映画『ジプシーのとき』『アンダーグラウンド』
セルビア共和国は『七つの国境、六つの共和国、五つの民族、四つの言語、三つの宗教、二つの文字、一つの国家』と言われた旧ユーゴスラヴィアを構成していた共和国のひとつです。
第二次世界大戦でのドイツ・イタリアからの独立を指導したヨシップ・ブロズ・チトーの死後旧ユーゴスラヴィアは解体の道をたどり、繰り広げられた情報戦争もあいまって人々の心にヨーロッパの火薬庫としての印象を強く焼き付けることとなりました。
もともとは、受験勉強をちゃんとせずに大人になり世界史に弱いということもありますが(一方、文学史や美術には興味があったので、かなりフィクションが混ざった知識がベースで、なんだかなー。。。。)
1991年スロヴェニアの独立宣言ではじまった激動の10年間は、わたし個人の激動の時期とも重なり正直のところあまり知識がありません。

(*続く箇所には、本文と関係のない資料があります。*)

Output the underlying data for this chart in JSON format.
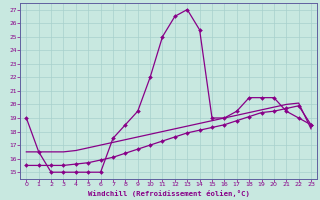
{
  "xlabel": "Windchill (Refroidissement éolien,°C)",
  "background_color": "#c8e8e0",
  "grid_color": "#a8d0cc",
  "line_color": "#880088",
  "spine_color": "#6060a0",
  "xlim": [
    -0.5,
    23.5
  ],
  "ylim": [
    14.5,
    27.5
  ],
  "yticks": [
    15,
    16,
    17,
    18,
    19,
    20,
    21,
    22,
    23,
    24,
    25,
    26,
    27
  ],
  "xticks": [
    0,
    1,
    2,
    3,
    4,
    5,
    6,
    7,
    8,
    9,
    10,
    11,
    12,
    13,
    14,
    15,
    16,
    17,
    18,
    19,
    20,
    21,
    22,
    23
  ],
  "series1_x": [
    0,
    1,
    2,
    3,
    4,
    5,
    6,
    7,
    8,
    9,
    10,
    11,
    12,
    13,
    14,
    15,
    16,
    17,
    18,
    19,
    20,
    21,
    22,
    23
  ],
  "series1_y": [
    19.0,
    16.5,
    15.0,
    15.0,
    15.0,
    15.0,
    15.0,
    17.5,
    18.5,
    19.5,
    22.0,
    25.0,
    26.5,
    27.0,
    25.5,
    19.0,
    19.0,
    19.5,
    20.5,
    20.5,
    20.5,
    19.5,
    19.0,
    18.5
  ],
  "series2_x": [
    0,
    1,
    2,
    3,
    4,
    5,
    6,
    7,
    8,
    9,
    10,
    11,
    12,
    13,
    14,
    15,
    16,
    17,
    18,
    19,
    20,
    21,
    22,
    23
  ],
  "series2_y": [
    15.5,
    15.5,
    15.5,
    15.5,
    15.6,
    15.7,
    15.9,
    16.1,
    16.4,
    16.7,
    17.0,
    17.3,
    17.6,
    17.9,
    18.1,
    18.3,
    18.5,
    18.8,
    19.1,
    19.4,
    19.5,
    19.7,
    19.9,
    18.5
  ],
  "series3_x": [
    0,
    1,
    2,
    3,
    4,
    5,
    6,
    7,
    8,
    9,
    10,
    11,
    12,
    13,
    14,
    15,
    16,
    17,
    18,
    19,
    20,
    21,
    22,
    23
  ],
  "series3_y": [
    16.5,
    16.5,
    16.5,
    16.5,
    16.6,
    16.8,
    17.0,
    17.2,
    17.4,
    17.6,
    17.8,
    18.0,
    18.2,
    18.4,
    18.6,
    18.8,
    19.0,
    19.2,
    19.4,
    19.6,
    19.8,
    20.0,
    20.1,
    18.2
  ]
}
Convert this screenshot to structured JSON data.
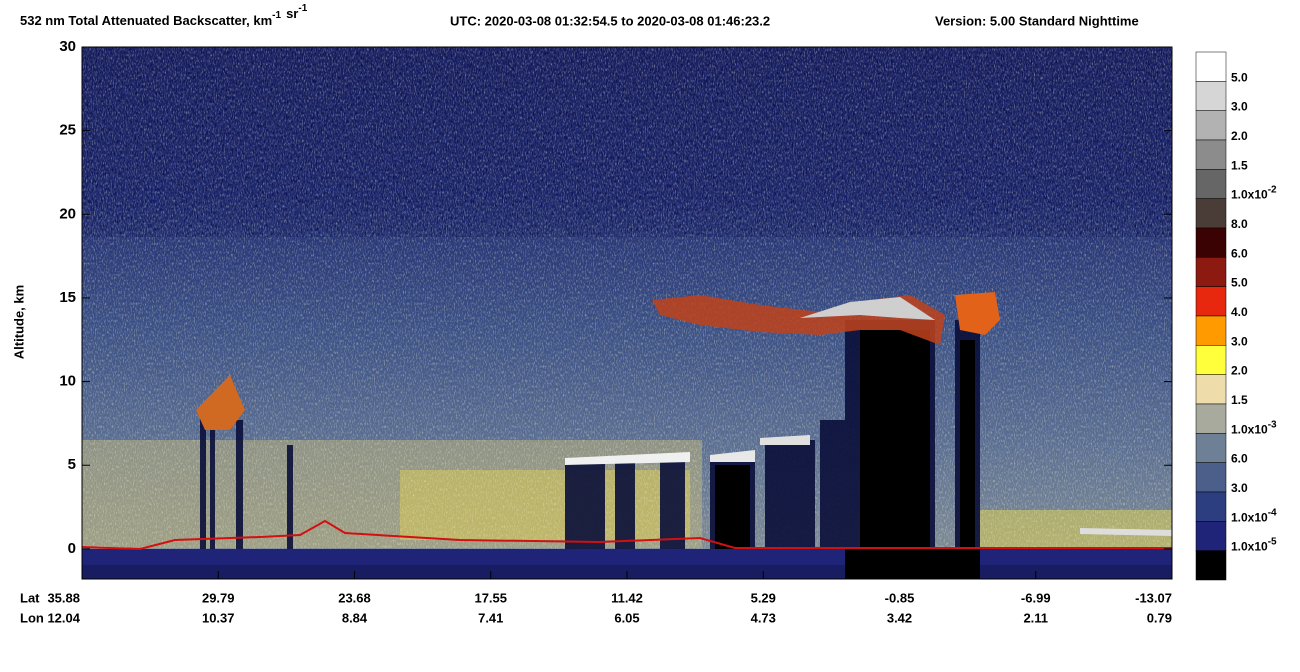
{
  "chart_data": {
    "type": "curtain",
    "title_parts": [
      {
        "text": "532 nm Total Attenuated Backscatter, km",
        "sup": "-1"
      },
      {
        "text": "sr",
        "sup": "-1"
      }
    ],
    "utc": "UTC:  2020-03-08 01:32:54.5  to  2020-03-08 01:46:23.2",
    "version": "Version: 5.00  Standard  Nighttime",
    "ylabel": "Altitude, km",
    "ylim": [
      -1.8,
      30
    ],
    "yticks": [
      0,
      5,
      10,
      15,
      20,
      25,
      30
    ],
    "x_rows": [
      {
        "name": "Lat",
        "ticks": [
          "35.88",
          "29.79",
          "23.68",
          "17.55",
          "11.42",
          "5.29",
          "-0.85",
          "-6.99",
          "-13.07"
        ]
      },
      {
        "name": "Lon",
        "ticks": [
          "12.04",
          "10.37",
          "8.84",
          "7.41",
          "6.05",
          "4.73",
          "3.42",
          "2.11",
          "0.79"
        ]
      }
    ],
    "colorbar": {
      "colors": [
        "#ffffff",
        "#d6d6d6",
        "#b2b2b2",
        "#8c8c8c",
        "#666666",
        "#4a3d38",
        "#3a0202",
        "#8c1a10",
        "#e8280e",
        "#ff9a00",
        "#ffff3c",
        "#eedcaa",
        "#a8aa9e",
        "#6e8095",
        "#4b5f8a",
        "#2c3e80",
        "#1f2478",
        "#000000"
      ],
      "labels": [
        {
          "text": "5.0"
        },
        {
          "text": "3.0"
        },
        {
          "text": "2.0"
        },
        {
          "text": "1.5"
        },
        {
          "text": "1.0x10",
          "sup": "-2"
        },
        {
          "text": "8.0"
        },
        {
          "text": "6.0"
        },
        {
          "text": "5.0"
        },
        {
          "text": "4.0"
        },
        {
          "text": "3.0"
        },
        {
          "text": "2.0"
        },
        {
          "text": "1.5"
        },
        {
          "text": "1.0x10",
          "sup": "-3"
        },
        {
          "text": "6.0"
        },
        {
          "text": "3.0"
        },
        {
          "text": "1.0x10",
          "sup": "-4"
        },
        {
          "text": "1.0x10",
          "sup": "-5"
        }
      ]
    }
  }
}
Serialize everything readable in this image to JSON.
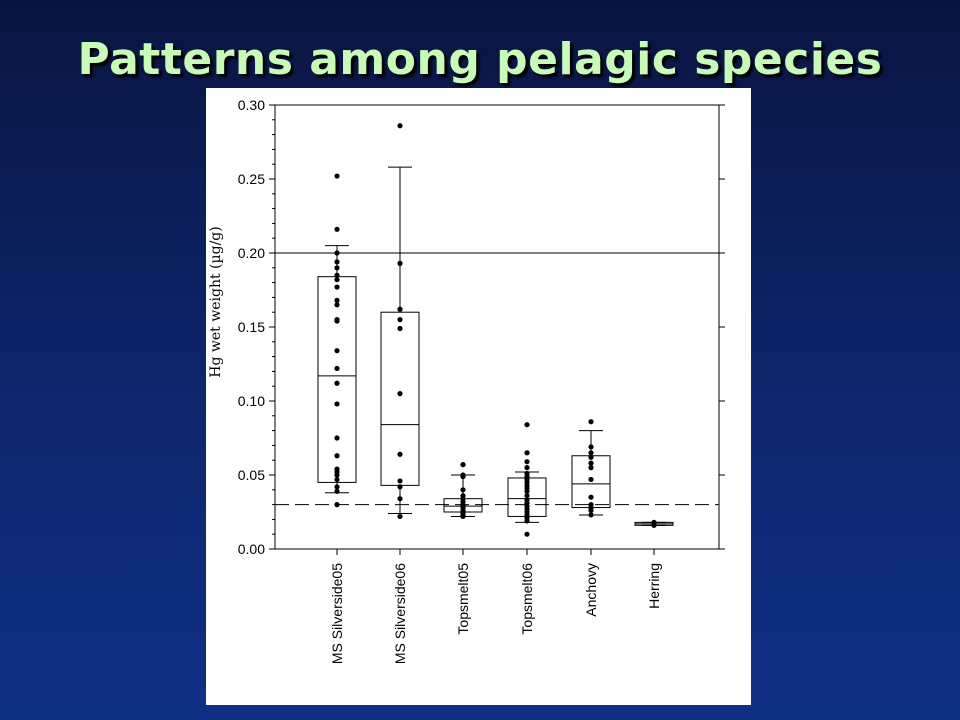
{
  "slide": {
    "title": "Patterns among pelagic species"
  },
  "colors": {
    "background": "#0d2466",
    "title": "#c8fbb8",
    "panel": "#ffffff",
    "ink": "#000000"
  },
  "chart_data": {
    "type": "box",
    "title": "",
    "xlabel": "",
    "ylabel": "Hg wet weight (µg/g)",
    "ylim": [
      0,
      0.3
    ],
    "yticks": [
      "0.00",
      "0.05",
      "0.10",
      "0.15",
      "0.20",
      "0.25",
      "0.30"
    ],
    "ytick_values": [
      0,
      0.05,
      0.1,
      0.15,
      0.2,
      0.25,
      0.3
    ],
    "reference_lines": [
      {
        "y": 0.2,
        "style": "solid"
      },
      {
        "y": 0.03,
        "style": "dashed"
      }
    ],
    "categories": [
      "MS Silverside05",
      "MS Silverside06",
      "Topsmelt05",
      "Topsmelt06",
      "Anchovy",
      "Herring"
    ],
    "boxes": [
      {
        "category": "MS Silverside05",
        "whisker_low": 0.038,
        "q1": 0.045,
        "median": 0.117,
        "q3": 0.184,
        "whisker_high": 0.205,
        "points": [
          0.252,
          0.216,
          0.2,
          0.194,
          0.19,
          0.185,
          0.182,
          0.177,
          0.168,
          0.165,
          0.155,
          0.154,
          0.134,
          0.122,
          0.112,
          0.098,
          0.075,
          0.063,
          0.054,
          0.052,
          0.05,
          0.047,
          0.042,
          0.039,
          0.03
        ]
      },
      {
        "category": "MS Silverside06",
        "whisker_low": 0.024,
        "q1": 0.043,
        "median": 0.084,
        "q3": 0.16,
        "whisker_high": 0.258,
        "points": [
          0.286,
          0.193,
          0.162,
          0.155,
          0.149,
          0.105,
          0.064,
          0.046,
          0.042,
          0.034,
          0.022
        ]
      },
      {
        "category": "Topsmelt05",
        "whisker_low": 0.022,
        "q1": 0.025,
        "median": 0.029,
        "q3": 0.034,
        "whisker_high": 0.05,
        "points": [
          0.057,
          0.05,
          0.049,
          0.04,
          0.036,
          0.034,
          0.032,
          0.03,
          0.028,
          0.026,
          0.025,
          0.024,
          0.023,
          0.022
        ]
      },
      {
        "category": "Topsmelt06",
        "whisker_low": 0.018,
        "q1": 0.022,
        "median": 0.034,
        "q3": 0.048,
        "whisker_high": 0.052,
        "points": [
          0.084,
          0.065,
          0.059,
          0.055,
          0.051,
          0.049,
          0.047,
          0.045,
          0.043,
          0.041,
          0.039,
          0.036,
          0.033,
          0.031,
          0.029,
          0.027,
          0.025,
          0.023,
          0.021,
          0.019,
          0.01
        ]
      },
      {
        "category": "Anchovy",
        "whisker_low": 0.023,
        "q1": 0.028,
        "median": 0.044,
        "q3": 0.063,
        "whisker_high": 0.08,
        "points": [
          0.086,
          0.069,
          0.065,
          0.062,
          0.058,
          0.055,
          0.047,
          0.035,
          0.03,
          0.028,
          0.026,
          0.023
        ]
      },
      {
        "category": "Herring",
        "whisker_low": 0.016,
        "q1": 0.016,
        "median": 0.017,
        "q3": 0.018,
        "whisker_high": 0.018,
        "points": [
          0.018,
          0.016
        ]
      }
    ]
  }
}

ユーゴスラヴィアの現代史を学ぶことは、「そうだ、1995年は闘病の末に母が亡くなった年だった。」と、あえて思い出すこともないと欠けたままにしていたつらい記憶をつなぎ合わせ痛みを伴うこともある。ただ、つづけていくうちに「あれっ、意外と大丈夫?」ということになり心のリハビリ効果もありました。「時のくすり」の効果は大きい。

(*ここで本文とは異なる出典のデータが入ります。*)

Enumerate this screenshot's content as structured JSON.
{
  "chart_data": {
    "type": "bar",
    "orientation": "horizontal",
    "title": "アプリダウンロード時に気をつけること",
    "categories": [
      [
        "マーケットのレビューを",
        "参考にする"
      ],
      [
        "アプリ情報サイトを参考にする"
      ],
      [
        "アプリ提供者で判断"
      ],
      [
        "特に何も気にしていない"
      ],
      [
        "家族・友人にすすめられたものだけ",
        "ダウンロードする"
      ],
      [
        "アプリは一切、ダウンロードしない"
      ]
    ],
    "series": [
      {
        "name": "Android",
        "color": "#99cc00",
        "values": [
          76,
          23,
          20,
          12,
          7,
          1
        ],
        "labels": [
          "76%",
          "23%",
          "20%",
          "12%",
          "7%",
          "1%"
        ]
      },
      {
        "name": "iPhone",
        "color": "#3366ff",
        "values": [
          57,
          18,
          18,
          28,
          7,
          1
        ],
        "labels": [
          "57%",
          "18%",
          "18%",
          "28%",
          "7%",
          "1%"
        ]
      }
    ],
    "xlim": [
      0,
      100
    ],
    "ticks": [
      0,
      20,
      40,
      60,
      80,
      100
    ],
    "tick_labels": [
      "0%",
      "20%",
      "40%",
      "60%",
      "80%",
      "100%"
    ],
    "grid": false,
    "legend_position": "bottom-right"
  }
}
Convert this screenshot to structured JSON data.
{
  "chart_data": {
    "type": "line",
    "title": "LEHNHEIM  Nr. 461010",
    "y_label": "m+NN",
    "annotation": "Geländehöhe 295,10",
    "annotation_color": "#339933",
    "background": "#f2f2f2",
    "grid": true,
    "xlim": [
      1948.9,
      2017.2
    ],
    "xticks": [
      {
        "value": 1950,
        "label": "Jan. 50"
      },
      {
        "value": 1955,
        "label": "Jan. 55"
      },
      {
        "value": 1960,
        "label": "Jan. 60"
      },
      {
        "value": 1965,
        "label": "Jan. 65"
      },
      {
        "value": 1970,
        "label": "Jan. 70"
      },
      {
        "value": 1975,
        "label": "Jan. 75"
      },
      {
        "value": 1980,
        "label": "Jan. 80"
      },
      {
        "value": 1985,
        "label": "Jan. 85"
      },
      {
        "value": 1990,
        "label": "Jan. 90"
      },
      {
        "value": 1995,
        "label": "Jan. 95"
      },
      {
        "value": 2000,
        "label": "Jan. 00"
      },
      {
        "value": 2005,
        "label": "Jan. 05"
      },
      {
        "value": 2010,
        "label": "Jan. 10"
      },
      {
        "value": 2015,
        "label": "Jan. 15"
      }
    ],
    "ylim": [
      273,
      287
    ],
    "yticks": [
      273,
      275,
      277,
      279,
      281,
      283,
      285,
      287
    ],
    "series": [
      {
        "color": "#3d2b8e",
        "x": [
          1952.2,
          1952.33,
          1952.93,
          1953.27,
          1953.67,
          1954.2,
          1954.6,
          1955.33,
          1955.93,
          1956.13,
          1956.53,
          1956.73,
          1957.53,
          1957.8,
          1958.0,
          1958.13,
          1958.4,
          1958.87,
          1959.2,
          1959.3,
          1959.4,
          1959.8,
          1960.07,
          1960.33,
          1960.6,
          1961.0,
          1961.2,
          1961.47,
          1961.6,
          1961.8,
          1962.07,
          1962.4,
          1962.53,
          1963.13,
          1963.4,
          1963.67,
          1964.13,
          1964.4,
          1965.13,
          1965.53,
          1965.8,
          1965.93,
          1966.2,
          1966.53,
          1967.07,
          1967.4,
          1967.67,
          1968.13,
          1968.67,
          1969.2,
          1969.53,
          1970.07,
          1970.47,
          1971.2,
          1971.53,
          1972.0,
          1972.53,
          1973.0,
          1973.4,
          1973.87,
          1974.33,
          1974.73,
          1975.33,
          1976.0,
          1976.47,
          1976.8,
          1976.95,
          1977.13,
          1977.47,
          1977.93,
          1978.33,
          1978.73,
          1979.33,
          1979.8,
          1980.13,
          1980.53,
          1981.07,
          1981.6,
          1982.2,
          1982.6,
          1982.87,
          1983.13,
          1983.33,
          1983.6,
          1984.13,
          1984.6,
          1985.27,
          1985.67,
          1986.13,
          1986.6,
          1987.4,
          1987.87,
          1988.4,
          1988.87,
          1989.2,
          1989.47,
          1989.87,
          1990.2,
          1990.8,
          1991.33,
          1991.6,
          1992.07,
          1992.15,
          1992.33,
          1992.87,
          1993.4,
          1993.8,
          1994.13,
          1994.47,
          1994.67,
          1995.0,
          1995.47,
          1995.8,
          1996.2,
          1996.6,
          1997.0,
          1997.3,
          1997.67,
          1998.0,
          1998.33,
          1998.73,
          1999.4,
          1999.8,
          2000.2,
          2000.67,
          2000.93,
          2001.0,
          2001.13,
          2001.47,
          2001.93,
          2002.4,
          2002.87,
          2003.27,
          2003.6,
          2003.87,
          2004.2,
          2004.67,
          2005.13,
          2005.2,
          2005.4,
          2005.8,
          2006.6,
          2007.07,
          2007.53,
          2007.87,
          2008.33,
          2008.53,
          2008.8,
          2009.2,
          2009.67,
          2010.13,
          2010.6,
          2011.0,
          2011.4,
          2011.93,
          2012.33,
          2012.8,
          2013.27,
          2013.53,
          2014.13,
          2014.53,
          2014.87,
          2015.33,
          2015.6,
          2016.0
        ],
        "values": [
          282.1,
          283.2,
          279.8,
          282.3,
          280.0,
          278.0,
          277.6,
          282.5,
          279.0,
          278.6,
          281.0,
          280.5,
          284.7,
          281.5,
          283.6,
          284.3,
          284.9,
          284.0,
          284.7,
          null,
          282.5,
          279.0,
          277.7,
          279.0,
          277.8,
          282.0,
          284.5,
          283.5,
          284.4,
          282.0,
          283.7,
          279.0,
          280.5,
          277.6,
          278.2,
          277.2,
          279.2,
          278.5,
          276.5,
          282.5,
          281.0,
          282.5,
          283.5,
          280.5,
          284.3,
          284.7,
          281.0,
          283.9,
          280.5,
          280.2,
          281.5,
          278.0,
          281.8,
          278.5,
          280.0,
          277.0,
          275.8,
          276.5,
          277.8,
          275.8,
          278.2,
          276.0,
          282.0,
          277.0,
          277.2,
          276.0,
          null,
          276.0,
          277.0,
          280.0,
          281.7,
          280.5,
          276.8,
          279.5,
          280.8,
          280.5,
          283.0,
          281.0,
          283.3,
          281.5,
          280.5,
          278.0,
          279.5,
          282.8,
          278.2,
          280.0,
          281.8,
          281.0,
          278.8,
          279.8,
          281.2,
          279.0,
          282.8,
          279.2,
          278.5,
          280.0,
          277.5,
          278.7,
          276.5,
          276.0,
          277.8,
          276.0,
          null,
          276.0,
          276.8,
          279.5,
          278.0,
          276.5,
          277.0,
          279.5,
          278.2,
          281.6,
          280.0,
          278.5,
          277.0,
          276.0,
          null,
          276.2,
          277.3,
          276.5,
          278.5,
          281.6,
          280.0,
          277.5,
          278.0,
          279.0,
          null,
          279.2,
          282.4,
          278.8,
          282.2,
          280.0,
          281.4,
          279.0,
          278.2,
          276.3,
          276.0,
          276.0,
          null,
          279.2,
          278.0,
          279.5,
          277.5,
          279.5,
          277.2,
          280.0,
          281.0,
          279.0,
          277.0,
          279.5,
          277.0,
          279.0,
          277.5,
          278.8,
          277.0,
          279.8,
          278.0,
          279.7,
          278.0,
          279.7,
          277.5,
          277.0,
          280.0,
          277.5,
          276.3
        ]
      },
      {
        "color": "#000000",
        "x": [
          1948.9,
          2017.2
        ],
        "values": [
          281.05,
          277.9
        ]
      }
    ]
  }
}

先日は、旧ユーゴスラヴィアを舞台にその時代を描いたエミール・クストリツァ監督作品『ジプシーのとき』と『アンダーグラウンド』の2本立てへ。
主題歌以外の予備知識は、ほぼゼロで観た『ジプシーのとき』は、解体前の旧ユーゴスラヴィア 1989年公開作品。
ヨーロッパの街角で見かけるジプシーたち。純朴だった主人公のぺルハンが、妹の病気を治すため生まれ故郷の小さな村を出てミラノへ移り住み、成長していく物語。
都会の生活で見違えるほど美しい青年になるのですが、その洗練は盗みや物乞いが糧。
親代わりとも慕っていたボスの幾重もの裏切り、故郷に残してきた恋人に対する不信。
胸が痛くなるような哀しみに溢れたストーリーでありながら、下手に同情するとしっぺ返しをくらいそうな、したたかさも併せ持つ登場人物たち。
セルビアンナイトでいつも流すバルカンブラスはロマが奏でる音楽です。
昨年対談を聞いたマケドニア音楽の名家に生まれたメンスールさんの対談で、そのときは実感が伴わず聞いていた「ジプシー」という呼称への思いや、差別のことなど、あらためて厚みを持って思い出されました。
昨年「完全版」を観た『アンダーグランド』は、1995年のカンヌ映画祭パルムドール受賞作品。
第二次世界大戦のドイツに対するレジスタンス運動から、チトー死後のユーゴスラヴィア解体に至る50年間が描かれています。
聞きなれた音楽とセルビア語のリズム、シニカルなユーモアと自虐、したたかさと不器用さ、ユーゴスラヴィアに対する郷愁や、血を流しあってしまった過去を乗り越えようとする葛藤は、2度目の今は映画作品として単純に楽しむというよりは、友人たちの物語として自分のなかに入ってきて、頭と心がかきまわされました。
クストリツァの世界観から、いきなり東京の月曜日の昼間に出ていくのはギャップがありすぎて「アンダーグラウンド」のラストに救われました。